Nat'l Shawmut Bank v. Joy - 315 Mass. 457, 53 N.E.2d 113 (1944)


If an owner of property can find a means of disposing of it inter vivos that will render a will unnecessary for the accomplishment of his practical purposes, he has a right to employ it. The fact that the motive of a transfer is to obtain the practical advantages of a will without making one is immaterial.


A settlor established a trust and named trustees under the trust. After the settlor's death, the trustees filed a petition for instructions regarding the distribution of the proceeds of the trust. The probate court ordered the proceeds to be paid to the settlor's statutory next of kin, according to the terms of the trust, which the settlor executed in 1936. The settlor reserved a power of appointment in the trust, and in default of exercise of the power of appointment, the trust principal and accumulated income were to be paid over to the settlor’s heirs under Massachusetts intestacy law. The settlor had also made a will in 1926, in which he bequeathed all of his property to the bank named as executor, in trust. Legatees under the 1926 will appealed from the probate court's order, maintaining that the trust property should be distributed to them under the 1926 will.

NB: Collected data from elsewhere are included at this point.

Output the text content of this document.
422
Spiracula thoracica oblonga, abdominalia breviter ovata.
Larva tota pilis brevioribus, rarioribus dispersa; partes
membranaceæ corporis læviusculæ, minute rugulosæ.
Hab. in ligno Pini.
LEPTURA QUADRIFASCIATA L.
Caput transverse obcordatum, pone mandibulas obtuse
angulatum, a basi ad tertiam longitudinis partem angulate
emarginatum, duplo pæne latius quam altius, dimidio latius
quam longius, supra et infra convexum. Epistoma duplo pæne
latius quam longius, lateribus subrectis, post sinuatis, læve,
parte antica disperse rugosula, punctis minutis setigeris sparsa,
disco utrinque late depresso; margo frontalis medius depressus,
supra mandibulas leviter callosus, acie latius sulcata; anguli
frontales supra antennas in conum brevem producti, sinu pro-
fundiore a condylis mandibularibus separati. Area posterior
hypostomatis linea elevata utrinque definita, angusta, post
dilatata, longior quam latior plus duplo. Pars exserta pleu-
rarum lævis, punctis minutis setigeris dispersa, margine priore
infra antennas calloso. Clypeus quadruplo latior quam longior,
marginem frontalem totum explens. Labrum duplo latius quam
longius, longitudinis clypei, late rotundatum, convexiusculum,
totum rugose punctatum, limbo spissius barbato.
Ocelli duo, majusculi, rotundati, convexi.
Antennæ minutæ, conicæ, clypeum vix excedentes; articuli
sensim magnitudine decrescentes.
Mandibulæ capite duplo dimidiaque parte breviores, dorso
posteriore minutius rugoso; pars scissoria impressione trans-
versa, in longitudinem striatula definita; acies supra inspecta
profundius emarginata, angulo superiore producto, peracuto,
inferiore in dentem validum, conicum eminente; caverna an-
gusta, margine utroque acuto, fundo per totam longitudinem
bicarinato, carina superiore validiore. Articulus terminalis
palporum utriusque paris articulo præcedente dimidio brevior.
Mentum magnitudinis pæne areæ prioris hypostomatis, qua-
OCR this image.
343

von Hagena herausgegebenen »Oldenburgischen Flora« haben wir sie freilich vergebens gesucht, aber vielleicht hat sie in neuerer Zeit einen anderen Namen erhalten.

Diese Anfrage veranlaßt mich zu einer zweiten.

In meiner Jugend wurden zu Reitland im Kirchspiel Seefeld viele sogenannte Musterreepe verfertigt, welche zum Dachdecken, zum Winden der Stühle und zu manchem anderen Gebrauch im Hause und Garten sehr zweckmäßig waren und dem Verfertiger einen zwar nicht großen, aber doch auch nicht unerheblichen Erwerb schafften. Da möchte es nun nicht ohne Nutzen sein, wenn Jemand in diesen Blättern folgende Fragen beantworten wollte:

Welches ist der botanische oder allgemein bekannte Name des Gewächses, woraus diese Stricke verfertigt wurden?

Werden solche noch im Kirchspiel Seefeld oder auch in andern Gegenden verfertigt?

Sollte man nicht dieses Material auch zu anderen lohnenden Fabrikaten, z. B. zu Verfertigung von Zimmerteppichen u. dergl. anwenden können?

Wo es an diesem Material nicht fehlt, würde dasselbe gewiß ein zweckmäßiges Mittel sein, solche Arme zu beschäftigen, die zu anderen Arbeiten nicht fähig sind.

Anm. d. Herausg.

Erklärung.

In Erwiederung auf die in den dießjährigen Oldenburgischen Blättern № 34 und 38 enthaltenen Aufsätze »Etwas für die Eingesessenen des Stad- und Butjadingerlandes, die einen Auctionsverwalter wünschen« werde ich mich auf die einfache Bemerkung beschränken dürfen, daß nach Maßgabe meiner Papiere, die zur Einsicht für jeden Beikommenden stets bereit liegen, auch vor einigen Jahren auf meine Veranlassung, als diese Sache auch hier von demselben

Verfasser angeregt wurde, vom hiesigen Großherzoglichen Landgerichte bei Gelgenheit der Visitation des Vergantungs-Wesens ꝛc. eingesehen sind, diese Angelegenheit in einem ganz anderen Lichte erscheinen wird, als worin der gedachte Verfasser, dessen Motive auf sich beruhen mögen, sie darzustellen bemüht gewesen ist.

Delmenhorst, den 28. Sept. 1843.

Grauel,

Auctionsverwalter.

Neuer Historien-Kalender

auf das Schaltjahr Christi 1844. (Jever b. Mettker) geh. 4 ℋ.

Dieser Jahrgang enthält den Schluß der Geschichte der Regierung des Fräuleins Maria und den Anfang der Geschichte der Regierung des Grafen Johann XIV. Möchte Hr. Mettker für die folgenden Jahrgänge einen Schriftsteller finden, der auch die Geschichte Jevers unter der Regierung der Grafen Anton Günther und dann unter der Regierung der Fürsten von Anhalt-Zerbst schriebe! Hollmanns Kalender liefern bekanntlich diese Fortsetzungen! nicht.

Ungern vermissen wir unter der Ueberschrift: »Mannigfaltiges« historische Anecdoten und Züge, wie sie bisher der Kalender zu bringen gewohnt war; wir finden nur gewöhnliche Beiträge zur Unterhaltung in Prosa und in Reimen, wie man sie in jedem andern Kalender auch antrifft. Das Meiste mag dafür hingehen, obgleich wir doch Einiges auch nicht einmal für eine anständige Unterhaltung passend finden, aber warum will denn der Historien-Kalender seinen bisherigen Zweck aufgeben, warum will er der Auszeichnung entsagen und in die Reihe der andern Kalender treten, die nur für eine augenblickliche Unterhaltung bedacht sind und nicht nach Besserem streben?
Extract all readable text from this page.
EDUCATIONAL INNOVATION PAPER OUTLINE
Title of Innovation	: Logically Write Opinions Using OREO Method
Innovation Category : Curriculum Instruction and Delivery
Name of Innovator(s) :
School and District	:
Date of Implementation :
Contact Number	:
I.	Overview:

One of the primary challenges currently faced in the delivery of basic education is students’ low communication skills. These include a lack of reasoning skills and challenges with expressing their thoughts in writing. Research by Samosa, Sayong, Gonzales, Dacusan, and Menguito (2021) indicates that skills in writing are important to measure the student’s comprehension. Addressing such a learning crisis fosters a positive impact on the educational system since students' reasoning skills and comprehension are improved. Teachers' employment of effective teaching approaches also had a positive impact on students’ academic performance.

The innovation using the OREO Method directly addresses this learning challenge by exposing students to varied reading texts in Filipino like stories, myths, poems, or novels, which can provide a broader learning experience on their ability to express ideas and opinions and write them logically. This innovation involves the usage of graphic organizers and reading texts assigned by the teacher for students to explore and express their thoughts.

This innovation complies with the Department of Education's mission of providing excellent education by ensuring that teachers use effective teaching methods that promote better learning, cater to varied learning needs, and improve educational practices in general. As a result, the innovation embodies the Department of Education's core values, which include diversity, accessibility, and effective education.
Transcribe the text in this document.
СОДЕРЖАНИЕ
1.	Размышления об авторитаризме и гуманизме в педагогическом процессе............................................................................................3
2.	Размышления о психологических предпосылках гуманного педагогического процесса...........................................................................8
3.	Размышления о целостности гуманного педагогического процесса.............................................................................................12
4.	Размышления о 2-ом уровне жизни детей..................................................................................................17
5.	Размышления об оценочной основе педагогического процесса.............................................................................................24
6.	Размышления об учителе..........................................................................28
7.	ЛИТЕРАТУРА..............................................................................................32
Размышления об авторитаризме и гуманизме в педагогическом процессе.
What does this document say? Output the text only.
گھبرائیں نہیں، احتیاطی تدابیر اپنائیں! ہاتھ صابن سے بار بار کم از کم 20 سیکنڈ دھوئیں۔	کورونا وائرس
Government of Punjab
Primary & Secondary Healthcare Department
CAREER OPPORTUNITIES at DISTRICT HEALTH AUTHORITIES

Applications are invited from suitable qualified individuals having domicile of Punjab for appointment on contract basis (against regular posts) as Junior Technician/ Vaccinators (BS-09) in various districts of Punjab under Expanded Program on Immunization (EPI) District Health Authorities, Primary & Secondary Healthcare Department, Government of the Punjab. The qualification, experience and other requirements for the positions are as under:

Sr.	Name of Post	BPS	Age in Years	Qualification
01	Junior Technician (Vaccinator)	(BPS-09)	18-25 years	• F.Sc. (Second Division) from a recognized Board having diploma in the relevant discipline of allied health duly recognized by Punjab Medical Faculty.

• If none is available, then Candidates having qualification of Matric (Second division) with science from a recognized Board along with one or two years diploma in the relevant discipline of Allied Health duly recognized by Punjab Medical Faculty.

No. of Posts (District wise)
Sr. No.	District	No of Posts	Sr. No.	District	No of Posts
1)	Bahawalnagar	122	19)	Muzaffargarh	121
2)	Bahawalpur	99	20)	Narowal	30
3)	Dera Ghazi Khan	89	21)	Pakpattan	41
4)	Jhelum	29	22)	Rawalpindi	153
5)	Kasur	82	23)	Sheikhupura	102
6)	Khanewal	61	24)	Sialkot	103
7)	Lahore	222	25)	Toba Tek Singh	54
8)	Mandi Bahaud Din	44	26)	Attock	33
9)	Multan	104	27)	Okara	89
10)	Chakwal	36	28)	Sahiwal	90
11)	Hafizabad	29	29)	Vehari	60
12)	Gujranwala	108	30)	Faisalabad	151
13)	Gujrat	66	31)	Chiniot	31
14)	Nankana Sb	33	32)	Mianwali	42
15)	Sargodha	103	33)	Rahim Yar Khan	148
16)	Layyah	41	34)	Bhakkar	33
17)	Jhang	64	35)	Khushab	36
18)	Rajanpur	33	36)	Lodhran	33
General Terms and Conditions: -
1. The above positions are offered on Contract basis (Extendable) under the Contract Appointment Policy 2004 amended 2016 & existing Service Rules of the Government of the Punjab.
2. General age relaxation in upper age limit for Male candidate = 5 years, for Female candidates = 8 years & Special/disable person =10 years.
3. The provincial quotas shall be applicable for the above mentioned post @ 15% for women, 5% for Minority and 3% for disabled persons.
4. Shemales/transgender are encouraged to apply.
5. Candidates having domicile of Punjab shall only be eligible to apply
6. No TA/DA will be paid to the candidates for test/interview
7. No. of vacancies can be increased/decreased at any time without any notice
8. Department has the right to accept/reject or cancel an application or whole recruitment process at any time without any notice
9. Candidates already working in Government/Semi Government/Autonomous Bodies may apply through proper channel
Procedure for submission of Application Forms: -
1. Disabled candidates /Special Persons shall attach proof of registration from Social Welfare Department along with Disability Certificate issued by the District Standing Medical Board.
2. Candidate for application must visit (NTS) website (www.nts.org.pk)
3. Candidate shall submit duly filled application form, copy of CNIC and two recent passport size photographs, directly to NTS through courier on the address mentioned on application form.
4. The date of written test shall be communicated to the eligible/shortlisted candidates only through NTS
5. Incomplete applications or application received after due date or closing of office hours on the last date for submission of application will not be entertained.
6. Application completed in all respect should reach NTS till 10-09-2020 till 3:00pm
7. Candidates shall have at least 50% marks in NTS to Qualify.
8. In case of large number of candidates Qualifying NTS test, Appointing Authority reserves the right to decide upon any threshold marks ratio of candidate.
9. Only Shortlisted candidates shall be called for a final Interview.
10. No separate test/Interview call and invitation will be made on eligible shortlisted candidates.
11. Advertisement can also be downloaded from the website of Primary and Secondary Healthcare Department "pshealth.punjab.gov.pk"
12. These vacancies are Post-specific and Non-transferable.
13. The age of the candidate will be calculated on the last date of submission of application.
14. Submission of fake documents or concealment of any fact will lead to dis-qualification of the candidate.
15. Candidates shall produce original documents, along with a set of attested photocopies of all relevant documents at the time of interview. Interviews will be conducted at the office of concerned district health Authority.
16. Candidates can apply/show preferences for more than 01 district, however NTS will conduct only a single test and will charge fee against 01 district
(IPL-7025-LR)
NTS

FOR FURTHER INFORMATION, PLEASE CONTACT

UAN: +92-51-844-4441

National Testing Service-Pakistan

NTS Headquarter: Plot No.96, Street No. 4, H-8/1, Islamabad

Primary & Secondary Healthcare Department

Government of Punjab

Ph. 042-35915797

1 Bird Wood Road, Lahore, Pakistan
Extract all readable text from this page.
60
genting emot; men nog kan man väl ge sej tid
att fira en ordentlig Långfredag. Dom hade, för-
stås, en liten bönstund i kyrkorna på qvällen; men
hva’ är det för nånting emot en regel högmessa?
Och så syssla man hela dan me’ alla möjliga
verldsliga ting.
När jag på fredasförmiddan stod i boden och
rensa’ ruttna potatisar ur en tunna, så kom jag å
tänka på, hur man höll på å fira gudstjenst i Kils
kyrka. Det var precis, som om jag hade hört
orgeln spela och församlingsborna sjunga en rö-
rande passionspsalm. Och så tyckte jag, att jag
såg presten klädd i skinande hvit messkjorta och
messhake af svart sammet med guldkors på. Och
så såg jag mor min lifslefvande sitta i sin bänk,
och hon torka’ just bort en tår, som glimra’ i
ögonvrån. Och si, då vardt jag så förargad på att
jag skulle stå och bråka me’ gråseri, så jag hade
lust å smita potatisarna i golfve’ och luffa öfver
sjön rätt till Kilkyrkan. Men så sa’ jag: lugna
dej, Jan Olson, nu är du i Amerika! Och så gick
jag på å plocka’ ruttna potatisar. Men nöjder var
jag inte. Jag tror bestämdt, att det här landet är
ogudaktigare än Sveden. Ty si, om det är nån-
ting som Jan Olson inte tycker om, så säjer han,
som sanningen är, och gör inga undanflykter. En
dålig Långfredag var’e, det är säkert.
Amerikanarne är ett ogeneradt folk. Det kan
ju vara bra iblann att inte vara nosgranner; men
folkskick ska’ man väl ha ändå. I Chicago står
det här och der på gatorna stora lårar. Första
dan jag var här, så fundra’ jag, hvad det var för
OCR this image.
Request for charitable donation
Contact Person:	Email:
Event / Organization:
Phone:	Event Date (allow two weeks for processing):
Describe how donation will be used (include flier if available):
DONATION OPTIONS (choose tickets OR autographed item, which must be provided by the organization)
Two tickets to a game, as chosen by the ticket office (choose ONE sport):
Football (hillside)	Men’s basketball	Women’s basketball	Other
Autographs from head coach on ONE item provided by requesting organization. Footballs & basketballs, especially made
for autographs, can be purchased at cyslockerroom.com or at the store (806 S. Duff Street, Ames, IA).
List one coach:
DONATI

Was the probate court correct in ordering that the proceeds of the trust be paid to the settlor’s statutory next of kin?




The court affirmed, the decree, holding that the proceeds were properly paid to the next of kin. Although the retention of a power to revoke a trust would have invalidated the trust had it been used, the power was not used by the settlor. Also, the reservation of the power to make investments did not invalidate the trust. Finally, the trust was not invalidated by the settlor's retention of a life interest in the property for himself. The will was not a valid exercise of the power of appointment reserved by the settlor in the trust instrument. The settlor could exercise the power of appointment only by an instrument (a) under his seal (b) duly acknowledged by him and (c) deposited with the trustees.